Until this year, the NBA Finals hadn't been played in an Oakland, California, arena since 1975. As for Altanta, Denver, Toronto, New Orleans, and Sacramento? They've never been played in these cities.
Under the current format, the NBA Finals are held each year in the participating team's cities. Outside of the NFL, most professional leagues conduct their championship series this way.
But college championships and the NFL provide another option for the NBA (and all pro leagues) to consider. Like their pigskin brethren, is it time the NBA Finals were held on neutral sites?
Finding spectators willing to pay top dollar hasn't been a problem for the NFL or NCAA. Only once in the past 30 years has attendance dipped below 65,000 for the Super Bowl. The NCAA hasn't had trouble filling seats, either. Attendance at the last two national championship games included a record-breaking crowd in Dallas in 2014, and over 72,000 fans in Indianapolis for the 2015 edition.
One simple reason the NBA Finals don't appear to be headed to neutral sites in the immediate future revolves around money. The television rights belong to ABC, and in 2014, the company raked in $224 million off advertising during the NBA Finals. A change in venue could affect advertising revenue or deliver less viewers on the screen, reducing ABC's chances of increasing their rates on the $517,000 per 30-second commercial.

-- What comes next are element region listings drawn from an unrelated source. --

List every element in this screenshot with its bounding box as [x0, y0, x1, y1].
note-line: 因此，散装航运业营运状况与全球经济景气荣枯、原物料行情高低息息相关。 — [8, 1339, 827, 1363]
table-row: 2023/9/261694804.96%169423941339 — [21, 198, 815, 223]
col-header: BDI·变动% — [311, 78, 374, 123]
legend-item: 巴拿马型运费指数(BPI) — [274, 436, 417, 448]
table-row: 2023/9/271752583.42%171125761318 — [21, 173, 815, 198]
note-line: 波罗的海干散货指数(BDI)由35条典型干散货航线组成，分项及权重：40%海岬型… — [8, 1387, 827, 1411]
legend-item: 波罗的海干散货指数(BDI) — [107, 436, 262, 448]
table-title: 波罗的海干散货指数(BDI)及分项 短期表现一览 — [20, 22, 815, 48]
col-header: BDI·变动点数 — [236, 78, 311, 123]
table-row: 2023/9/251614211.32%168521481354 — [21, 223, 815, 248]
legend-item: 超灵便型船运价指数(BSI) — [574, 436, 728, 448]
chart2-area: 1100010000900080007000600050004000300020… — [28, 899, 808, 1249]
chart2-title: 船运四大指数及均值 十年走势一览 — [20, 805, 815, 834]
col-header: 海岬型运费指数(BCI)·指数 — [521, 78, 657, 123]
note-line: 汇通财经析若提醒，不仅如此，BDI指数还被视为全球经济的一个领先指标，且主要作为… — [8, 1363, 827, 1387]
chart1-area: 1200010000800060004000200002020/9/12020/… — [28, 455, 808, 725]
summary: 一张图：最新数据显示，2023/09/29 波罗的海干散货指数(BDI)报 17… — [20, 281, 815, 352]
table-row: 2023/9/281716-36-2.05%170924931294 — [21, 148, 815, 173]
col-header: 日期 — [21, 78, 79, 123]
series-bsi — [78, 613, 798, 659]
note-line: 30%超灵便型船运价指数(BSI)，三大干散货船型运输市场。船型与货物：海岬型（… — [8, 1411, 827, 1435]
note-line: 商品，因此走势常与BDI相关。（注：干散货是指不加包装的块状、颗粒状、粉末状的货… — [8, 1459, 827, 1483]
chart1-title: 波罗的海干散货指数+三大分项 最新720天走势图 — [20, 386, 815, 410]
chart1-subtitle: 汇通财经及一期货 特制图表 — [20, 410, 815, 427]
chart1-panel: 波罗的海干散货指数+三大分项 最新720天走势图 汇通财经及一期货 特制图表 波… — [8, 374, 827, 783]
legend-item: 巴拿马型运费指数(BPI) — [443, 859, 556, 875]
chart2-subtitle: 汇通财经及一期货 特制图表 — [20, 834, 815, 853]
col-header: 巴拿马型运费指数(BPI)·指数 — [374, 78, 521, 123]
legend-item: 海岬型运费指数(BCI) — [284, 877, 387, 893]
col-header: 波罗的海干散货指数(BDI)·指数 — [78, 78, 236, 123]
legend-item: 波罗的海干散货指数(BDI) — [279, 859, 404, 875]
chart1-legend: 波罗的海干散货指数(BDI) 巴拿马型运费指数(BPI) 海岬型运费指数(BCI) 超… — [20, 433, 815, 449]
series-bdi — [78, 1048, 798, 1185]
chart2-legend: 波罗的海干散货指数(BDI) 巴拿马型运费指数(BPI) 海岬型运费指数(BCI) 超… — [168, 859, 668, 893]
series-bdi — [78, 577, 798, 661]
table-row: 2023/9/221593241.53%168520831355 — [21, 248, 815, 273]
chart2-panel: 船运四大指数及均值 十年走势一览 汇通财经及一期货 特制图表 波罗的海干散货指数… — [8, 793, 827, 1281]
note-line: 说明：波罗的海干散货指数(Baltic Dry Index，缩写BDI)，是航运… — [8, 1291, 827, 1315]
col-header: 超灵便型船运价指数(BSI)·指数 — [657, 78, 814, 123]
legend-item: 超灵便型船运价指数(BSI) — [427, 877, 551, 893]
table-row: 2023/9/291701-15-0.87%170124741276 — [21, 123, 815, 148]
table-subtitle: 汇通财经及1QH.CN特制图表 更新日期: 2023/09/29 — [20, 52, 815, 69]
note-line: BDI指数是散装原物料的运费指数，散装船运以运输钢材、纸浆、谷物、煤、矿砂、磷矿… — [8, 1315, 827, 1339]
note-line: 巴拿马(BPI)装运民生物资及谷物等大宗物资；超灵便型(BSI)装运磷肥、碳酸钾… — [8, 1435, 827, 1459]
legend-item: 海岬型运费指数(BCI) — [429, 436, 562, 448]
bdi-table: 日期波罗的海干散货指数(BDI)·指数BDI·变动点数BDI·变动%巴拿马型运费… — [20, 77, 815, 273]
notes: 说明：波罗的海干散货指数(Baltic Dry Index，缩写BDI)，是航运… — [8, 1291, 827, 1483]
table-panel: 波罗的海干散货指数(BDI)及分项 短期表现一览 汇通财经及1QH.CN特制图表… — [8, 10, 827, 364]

In other words, if it ain't broke, why try to fix it? That's sure to be the million (or billion) dollar question on owners' minds before considering a change of significant magnitude.
At the very least, current NBA Commissioner Adam Silver is open to change. Recently, he announced the playoff seeding system would be revised, seeding teams from 1 to 8 without restrictions to benefit divisional champions as early as 2016.
If you're looking for parity in the NBA, look elsewhere. The NBA has had a handful of teams dominate the league over the past seven decades. Having conducted 69 total NBA Finals series, that created 138 total slots for NBA teams to make the championship series. And no, David Stern wasn't the commissioner for all 69 seasons. It just feels that way.
Thirty-one times, the Minneapolis/Los Angeles Lakers have participated in the NBA Finals, taking up one possible slot. When you add the Lakers' success of reaching the NBA Finals with all appearances by the Boston Celtics, New York Knicks, and the Syracuse/Philadelphia 76ers, you've taken away exact half of the available slots. That's not counting repeat runs by the Chicago Bulls, Detroit Pistons, San Antonio Spurs, Houston Rockets, or Miami Heat.
The debate as to where the NBA Finals should be held has been around a long time, and it can even be traced back as far as 1990. Fans, celebs, and sportswriters alike have voiced their opinion, and it seems they wouldn't mind seeing neutral sites for the NBA Finals.